Wen's internet question-and-answer session came in the run-up to the annual session of the National People's Congress, where he will deliver the annual government work report.
Xinhua said some 65,000 questions on subjects ranging from home prices to the homework burden for students, flooded into the central government's website and that of the news agency, the joint organisers of the session.
The questions Wen answered were apparently picked to cover the major topics in his government report.
'If last year was the most difficult for China's economy in the new century, this one is the most complicated,' Wen said.
He was determined to bring property prices under control during his tenure as premier, he said, but he admitted the government may not be able to 'rein in this wild horse' this year despite a series of measures.
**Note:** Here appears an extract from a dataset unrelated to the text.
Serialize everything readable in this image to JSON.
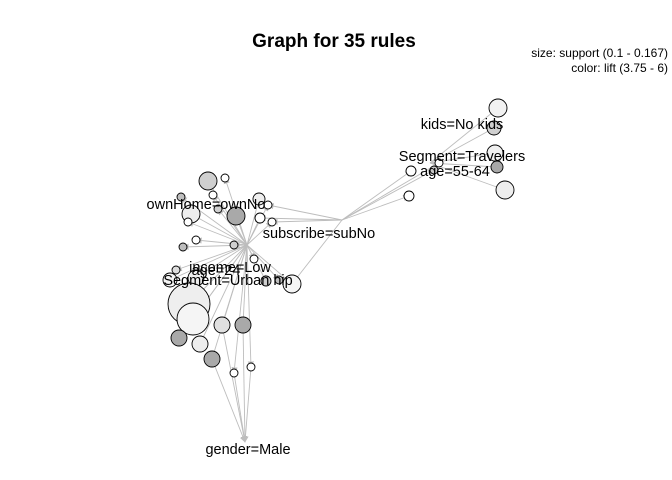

Wen is expected to step down in 2013.
He said the government would focus on building more affordable housing for low-income groups and rein in property prices through land, financial and tax policies.
Soaring property prices have become a major source of grievance for the public, especially the growing urban population. Xinhua said home prices rose by 9.5 per cent in January from a year earlier.
Wen reiterated the government would adopt an 'appropriately loose monetary policy' to ensure stable economic development. Agricultural production would be boosted to ensure food supplies.
He identified corruption and inflation as major threats.
On the trade front, Wen hoped tension would ease and this year would not be an 'unpeaceful year' for Sino-US trade ties.
'The friction ought to be solved through negotiation on an equal basis, and not through quickly imposed sanctions,' he said. 'We expect both countries to open markets to each other. In particular, the Unites States should acknowledge China's market economy status and open the exports of hi-tech products to China.'
The government would step up reform of the household registration system to ensure equal benefits for rural migrants in small cities and towns, he reiterated.
He warned that the job market remained grim. A record 6.3 million university students will graduate this year.
Wen said he was aware of the importance of a fair distribution of social wealth for maintaining stability, and said public supervision was the most effective way to curb misappropriation of public funds.
He also elaborated on an earlier remark that he wanted Chinese people to live with dignity, saying the government had the responsibility to 'protect every individual's freedom and rights'. It should also ensure the creation of favourable conditions for individuals to have freedom and the benefits of all-round development.